這是初賽,靠着這段邏輯進入了複賽;複賽中要求提交代碼了。我開始思考:這個篩選的規則都是我自己定的,不一定就是最好的推薦策略;那麼如何通過機器學習得到最優的推薦策略呢?

機器學習方式

als方式

首先,我可以用的數據有用戶信息(年齡、性別、購買力),商品信息(分類、品牌、店鋪),還有用戶的歷史數據,目標是用戶對商品的興趣度。興趣度的計算方式是可以自己定的,最簡單的就是用戶對商品的歷史動作加權之和。前面的數據就是特徵,其中比較複雜的是用戶的歷史行爲中蘊含的特徵提取。這裏選用spark的als做矩陣分解,拿到在歷史行爲中蘊含的用戶、商品特徵:


from pyspark.ml.recommendation import ALS
from pyspark.ml.tuning import CrossValidator, ParamGridBuilder
from pyspark.ml.evaluation import RegressionEvaluator

hadoop_preffix="hdfs://master:8020/item_recommend1.db"
sc.setCheckpointDir(hadoop_preffix+'/item_recommend1_als_sc')

user_behaviors=spark.read.parquet('/item_recommend1_totalB/full_user_behaviors_user_item.parquet')
users_test=spark.read.parquet('/item_recommend1_testB/users.parquet')
user_behaviors_test=user_behaviors.join(users_test,how='left_semi',on='user_id')
users=spark.read.parquet('/item_recommend1/users.parquet')
user_behaviors_test_full=user_behaviors.join(users_test,how='inner',on='user_id')
user_behaviors_test=user_behaviors_test.select(['user_id','item_id',"behavior_value_sum"])

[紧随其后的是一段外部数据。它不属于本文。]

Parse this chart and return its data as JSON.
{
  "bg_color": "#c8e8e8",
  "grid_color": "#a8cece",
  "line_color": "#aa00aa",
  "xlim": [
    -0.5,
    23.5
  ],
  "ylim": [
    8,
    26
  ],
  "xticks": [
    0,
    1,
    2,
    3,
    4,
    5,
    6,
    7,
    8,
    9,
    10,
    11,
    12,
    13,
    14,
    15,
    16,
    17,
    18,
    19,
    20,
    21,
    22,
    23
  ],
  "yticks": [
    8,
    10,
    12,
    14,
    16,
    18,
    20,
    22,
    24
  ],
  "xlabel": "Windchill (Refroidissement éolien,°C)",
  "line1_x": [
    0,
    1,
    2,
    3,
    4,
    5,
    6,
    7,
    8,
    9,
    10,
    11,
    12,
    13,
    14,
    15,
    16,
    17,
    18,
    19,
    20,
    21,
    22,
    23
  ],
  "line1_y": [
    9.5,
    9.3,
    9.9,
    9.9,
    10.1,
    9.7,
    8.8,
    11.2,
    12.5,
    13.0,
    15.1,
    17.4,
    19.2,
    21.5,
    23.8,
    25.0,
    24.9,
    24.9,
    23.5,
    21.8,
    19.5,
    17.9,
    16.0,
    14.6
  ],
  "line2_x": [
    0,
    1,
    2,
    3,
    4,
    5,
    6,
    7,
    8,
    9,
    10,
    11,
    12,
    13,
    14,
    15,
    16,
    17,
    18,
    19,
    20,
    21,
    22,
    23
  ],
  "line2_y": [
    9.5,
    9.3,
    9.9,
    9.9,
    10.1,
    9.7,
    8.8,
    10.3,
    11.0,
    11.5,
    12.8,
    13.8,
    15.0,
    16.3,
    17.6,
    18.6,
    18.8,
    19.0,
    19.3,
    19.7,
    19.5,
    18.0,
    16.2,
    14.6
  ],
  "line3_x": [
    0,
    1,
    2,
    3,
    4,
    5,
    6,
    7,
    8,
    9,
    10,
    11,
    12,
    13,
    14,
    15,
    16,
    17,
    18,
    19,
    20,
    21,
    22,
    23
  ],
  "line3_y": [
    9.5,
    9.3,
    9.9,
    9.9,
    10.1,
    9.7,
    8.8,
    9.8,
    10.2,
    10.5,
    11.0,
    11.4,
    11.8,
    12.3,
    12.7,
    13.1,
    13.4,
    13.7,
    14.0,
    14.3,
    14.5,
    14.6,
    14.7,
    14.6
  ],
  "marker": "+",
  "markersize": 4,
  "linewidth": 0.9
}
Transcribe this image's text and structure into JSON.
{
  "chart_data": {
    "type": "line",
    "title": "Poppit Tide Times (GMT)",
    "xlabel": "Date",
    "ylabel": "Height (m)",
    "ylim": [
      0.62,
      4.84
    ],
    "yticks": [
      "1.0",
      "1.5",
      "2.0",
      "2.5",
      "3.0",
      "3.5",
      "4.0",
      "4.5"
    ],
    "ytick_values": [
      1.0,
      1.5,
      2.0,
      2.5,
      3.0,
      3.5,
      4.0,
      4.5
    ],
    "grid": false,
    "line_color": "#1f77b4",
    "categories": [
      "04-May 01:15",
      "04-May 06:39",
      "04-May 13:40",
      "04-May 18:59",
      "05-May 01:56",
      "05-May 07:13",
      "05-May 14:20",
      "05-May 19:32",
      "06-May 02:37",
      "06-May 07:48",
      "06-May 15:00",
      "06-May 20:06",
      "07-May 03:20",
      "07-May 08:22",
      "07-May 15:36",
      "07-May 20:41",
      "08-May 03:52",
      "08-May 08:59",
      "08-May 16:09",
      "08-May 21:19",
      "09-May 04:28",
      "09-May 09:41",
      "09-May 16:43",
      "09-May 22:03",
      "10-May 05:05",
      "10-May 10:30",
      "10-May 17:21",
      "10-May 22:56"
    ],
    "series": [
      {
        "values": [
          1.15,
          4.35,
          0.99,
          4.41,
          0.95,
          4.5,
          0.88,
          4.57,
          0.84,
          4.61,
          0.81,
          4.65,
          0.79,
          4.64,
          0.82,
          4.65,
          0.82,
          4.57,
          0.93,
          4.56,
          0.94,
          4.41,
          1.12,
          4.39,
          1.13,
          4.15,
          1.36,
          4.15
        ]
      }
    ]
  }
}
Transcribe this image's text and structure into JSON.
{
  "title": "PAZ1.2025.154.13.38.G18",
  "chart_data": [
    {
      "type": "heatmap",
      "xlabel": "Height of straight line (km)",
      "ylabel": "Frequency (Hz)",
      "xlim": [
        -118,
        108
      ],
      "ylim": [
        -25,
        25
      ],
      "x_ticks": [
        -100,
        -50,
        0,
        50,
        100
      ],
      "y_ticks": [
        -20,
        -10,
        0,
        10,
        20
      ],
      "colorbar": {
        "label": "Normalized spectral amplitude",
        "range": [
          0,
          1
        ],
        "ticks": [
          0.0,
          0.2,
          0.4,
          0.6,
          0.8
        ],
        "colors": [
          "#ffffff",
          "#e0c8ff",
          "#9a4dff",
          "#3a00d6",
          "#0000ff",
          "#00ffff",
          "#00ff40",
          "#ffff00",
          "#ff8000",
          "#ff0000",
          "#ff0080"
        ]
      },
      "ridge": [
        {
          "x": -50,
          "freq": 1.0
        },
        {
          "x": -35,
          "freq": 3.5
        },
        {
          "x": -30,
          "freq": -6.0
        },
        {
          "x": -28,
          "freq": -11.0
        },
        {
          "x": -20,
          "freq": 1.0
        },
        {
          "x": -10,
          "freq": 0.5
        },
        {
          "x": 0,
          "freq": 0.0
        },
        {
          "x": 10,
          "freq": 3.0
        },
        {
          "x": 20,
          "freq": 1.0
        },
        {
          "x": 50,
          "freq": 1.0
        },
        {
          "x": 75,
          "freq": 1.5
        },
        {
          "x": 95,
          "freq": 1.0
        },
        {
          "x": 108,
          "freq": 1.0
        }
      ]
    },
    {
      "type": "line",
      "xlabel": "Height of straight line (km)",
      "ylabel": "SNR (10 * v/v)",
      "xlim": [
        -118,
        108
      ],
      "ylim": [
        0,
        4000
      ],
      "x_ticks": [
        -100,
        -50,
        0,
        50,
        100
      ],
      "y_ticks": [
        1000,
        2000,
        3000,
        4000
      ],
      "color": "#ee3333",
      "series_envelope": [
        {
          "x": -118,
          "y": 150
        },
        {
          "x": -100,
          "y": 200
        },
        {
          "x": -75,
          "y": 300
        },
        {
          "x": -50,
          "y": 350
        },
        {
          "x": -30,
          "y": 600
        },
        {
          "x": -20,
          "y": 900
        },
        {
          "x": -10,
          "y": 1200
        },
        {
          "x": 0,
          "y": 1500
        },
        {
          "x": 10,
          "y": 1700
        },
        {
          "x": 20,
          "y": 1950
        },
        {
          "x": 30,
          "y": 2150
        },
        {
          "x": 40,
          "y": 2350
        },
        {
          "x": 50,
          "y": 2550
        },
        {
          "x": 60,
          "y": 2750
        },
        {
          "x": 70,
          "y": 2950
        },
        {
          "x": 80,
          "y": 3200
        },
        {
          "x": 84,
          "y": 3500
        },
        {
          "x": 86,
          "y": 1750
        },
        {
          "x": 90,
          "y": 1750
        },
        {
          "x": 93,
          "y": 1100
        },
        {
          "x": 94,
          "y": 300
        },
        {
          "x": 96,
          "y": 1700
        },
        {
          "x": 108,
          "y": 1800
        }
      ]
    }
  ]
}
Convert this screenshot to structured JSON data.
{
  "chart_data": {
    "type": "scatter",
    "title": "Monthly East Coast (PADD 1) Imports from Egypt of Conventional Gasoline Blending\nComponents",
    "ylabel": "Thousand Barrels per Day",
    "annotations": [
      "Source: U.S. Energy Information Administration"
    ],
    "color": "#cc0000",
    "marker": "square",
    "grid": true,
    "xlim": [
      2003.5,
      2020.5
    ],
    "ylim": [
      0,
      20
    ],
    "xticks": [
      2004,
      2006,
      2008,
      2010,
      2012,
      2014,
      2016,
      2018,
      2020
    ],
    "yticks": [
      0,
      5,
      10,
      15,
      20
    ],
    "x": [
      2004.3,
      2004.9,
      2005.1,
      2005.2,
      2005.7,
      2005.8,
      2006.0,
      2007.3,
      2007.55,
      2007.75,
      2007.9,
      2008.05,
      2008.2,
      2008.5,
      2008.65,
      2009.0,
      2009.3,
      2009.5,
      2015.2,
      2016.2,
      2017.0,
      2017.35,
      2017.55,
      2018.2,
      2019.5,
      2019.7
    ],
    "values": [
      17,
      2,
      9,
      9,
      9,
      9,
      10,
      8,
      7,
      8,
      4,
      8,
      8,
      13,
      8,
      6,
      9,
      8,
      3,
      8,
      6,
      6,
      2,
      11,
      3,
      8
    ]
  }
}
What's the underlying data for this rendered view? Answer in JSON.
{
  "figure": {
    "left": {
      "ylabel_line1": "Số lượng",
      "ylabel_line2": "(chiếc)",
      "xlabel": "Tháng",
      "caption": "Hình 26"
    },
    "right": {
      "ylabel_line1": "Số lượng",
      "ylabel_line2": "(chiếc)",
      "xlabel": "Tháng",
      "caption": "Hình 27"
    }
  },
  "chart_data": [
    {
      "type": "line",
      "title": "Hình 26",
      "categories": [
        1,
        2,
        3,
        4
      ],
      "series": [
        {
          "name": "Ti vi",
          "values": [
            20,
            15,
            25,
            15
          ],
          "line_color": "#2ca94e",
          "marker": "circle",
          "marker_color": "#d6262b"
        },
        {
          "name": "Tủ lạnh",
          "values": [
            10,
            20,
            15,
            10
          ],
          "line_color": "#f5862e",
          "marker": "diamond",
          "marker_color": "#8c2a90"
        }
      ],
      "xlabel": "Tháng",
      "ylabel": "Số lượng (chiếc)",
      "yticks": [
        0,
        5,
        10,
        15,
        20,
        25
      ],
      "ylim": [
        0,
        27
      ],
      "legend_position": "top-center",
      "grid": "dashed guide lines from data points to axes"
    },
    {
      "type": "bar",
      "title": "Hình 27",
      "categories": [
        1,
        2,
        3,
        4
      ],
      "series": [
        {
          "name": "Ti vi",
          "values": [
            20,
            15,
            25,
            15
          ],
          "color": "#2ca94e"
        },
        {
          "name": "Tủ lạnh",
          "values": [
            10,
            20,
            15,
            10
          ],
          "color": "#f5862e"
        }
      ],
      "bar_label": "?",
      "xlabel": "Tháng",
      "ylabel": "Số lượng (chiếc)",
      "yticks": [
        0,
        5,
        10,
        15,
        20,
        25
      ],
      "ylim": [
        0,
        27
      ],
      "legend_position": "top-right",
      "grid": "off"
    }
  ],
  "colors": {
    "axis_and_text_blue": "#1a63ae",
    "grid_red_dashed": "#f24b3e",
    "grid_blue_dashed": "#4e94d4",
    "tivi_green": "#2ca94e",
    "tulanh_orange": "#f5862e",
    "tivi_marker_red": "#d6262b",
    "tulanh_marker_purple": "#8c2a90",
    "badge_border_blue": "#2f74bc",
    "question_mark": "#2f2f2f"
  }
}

import pyspark.mllib.recommendation as rd
user_behaviors_test_rdd=user_behaviors_test.rdd
user_behaviors_test_rddRating=user_behaviors_test.rdd.map(lambda r:rd.Rating(r.user_id,r.item_id,r.behavior_value_sum))
user_behaviors_test_rddRating.checkpoint()
user_behaviors_test_rddRating.cache()
model=rd.ALS.trainImplicit(user_behaviors_test_rddRating,8,50,0.01)
userFeatures=model.userFeatures()
def feature_to_row(a):
    l=list(a[1])
    l.insert(0,a[0])
    return l


userFeaturesRowed=userFeatures.map(feature_to_row)
productFeatures=model.productFeatures()
productFeaturesRowed=productFeatures.map(feature_to_row)
userFeaturesDf=sqlContext.createDataFrame(userFeaturesRowed,['user_id','feature_0','feature_1','feature_2','feature_3','feature_4','feature_5','feature_6','feature_7'])
itemFeaturesDf=sqlContext.createDataFrame(productFeaturesRowed,['item_id','item_feature_0','item_feature_1','item_feature_2','item_feature_3','item_feature_4','item_feature_5','item_feature_6','item_feature_7'])

userFeaturesDf.write.format('parquet').mode('overwrite').save('/item_recommend1_totalB/userFeaturesDf.parquet')
itemFeaturesDf.write.format('parquet').mode('overwrite').save('/item_recommend1_totalB/itemFeaturesDf.parquet')
user_behaviors_test_fullFeatured=user_behaviors_test_full.join(userFeaturesDf,how='inner',on='user_id').join(itemFeaturesDf,how='inner',on='item_id')
user_behaviors_test_fullFeatured.write.format('parquet').mode('overwrite').save('/item_recommend1_totalB/user_behaviors_test_fullFeatured.parquet')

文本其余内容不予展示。